The Florida court said judges should look at the "totality of
circumstances," including a dog's training and certification records,
field performance, and evidence of the handler's training and experience.

Bill Heiser, founder of Southern Coast K9 in New Smyrna Beach, Fla.,
is helping to raise the next generation of Aldos and Frankys on 12
acres of sandy soil in central Florida. He agrees training and
handling are key. It takes about four months - training four or five
times a day - to produce a dog for law enforcement. If a dog is
properly trained, Heiser said, a bag of McDonald's fare won't distract
him, a female's scent won't delay him, a suspect's looks won't
interest him.

"He doesn't know he's finding cocaine or heroin or marijuana or meth
or crack cocaine," Heiser said. "All he knows is that odor means my
toy's there. And if I do what I'm supposed to do, what I'm trained to
do, Mom gets involved or Dad gets involved. That's what he works for,
that love and attention."

The state of Florida, backed by the Obama administration, said such
training and certification should be enough for courts.
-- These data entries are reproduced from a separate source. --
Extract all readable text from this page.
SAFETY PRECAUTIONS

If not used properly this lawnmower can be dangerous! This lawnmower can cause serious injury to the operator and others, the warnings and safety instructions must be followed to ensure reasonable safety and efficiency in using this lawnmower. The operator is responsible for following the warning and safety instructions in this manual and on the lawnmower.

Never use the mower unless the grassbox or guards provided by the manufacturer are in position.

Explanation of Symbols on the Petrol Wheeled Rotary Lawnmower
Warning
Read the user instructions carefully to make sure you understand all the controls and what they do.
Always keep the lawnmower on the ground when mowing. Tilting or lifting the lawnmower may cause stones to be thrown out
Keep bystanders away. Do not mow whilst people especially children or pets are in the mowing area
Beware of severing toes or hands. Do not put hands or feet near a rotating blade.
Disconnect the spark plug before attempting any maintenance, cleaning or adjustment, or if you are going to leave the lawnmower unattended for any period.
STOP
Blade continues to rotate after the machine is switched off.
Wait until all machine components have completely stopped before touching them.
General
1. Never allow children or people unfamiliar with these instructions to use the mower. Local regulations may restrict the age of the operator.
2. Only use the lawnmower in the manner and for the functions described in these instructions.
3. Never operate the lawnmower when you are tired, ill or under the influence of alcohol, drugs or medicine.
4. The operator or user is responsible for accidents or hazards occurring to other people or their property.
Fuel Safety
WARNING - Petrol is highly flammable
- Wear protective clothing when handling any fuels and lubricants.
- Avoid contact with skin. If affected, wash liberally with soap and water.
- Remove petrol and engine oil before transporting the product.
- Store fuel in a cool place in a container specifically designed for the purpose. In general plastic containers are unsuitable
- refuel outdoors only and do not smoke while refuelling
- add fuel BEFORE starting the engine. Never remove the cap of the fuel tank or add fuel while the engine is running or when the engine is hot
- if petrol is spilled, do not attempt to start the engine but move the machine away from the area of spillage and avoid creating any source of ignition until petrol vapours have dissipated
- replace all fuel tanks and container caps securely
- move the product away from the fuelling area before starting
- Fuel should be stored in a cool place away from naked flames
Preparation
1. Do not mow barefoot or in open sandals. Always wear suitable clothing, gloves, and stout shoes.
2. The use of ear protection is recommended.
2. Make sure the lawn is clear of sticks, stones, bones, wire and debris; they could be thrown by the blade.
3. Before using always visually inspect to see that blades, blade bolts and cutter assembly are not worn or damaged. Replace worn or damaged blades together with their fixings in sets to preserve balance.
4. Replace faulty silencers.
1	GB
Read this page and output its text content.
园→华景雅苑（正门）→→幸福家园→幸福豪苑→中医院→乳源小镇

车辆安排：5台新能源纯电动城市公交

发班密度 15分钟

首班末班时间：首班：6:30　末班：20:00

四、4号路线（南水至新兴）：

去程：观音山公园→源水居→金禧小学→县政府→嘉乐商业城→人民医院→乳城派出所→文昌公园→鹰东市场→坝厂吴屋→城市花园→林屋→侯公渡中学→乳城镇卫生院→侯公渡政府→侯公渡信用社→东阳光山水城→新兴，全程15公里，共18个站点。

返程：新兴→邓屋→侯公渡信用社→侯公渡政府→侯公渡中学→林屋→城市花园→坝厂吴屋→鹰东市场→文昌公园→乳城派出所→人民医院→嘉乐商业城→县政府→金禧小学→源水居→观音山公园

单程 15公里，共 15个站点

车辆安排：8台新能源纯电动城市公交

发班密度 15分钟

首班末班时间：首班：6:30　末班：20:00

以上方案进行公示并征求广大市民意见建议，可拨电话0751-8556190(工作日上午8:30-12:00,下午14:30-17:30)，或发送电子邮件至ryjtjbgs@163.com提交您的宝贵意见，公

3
A study last year at University of California Davis - disputed by some
in the dog-handling industry - was mentioned in several briefs in the
case before the high court. It indicated handlers had much to do with
when a dog alerted. It brought together 18 K-9 teams and ran them
through a test facility at which the handlers had been told some
targets had been marked and some had not. Together, the teams racked
up 225 false alerts. Only one team was perfect. It was the one that
did not alert at all, because there were no drugs in the facility.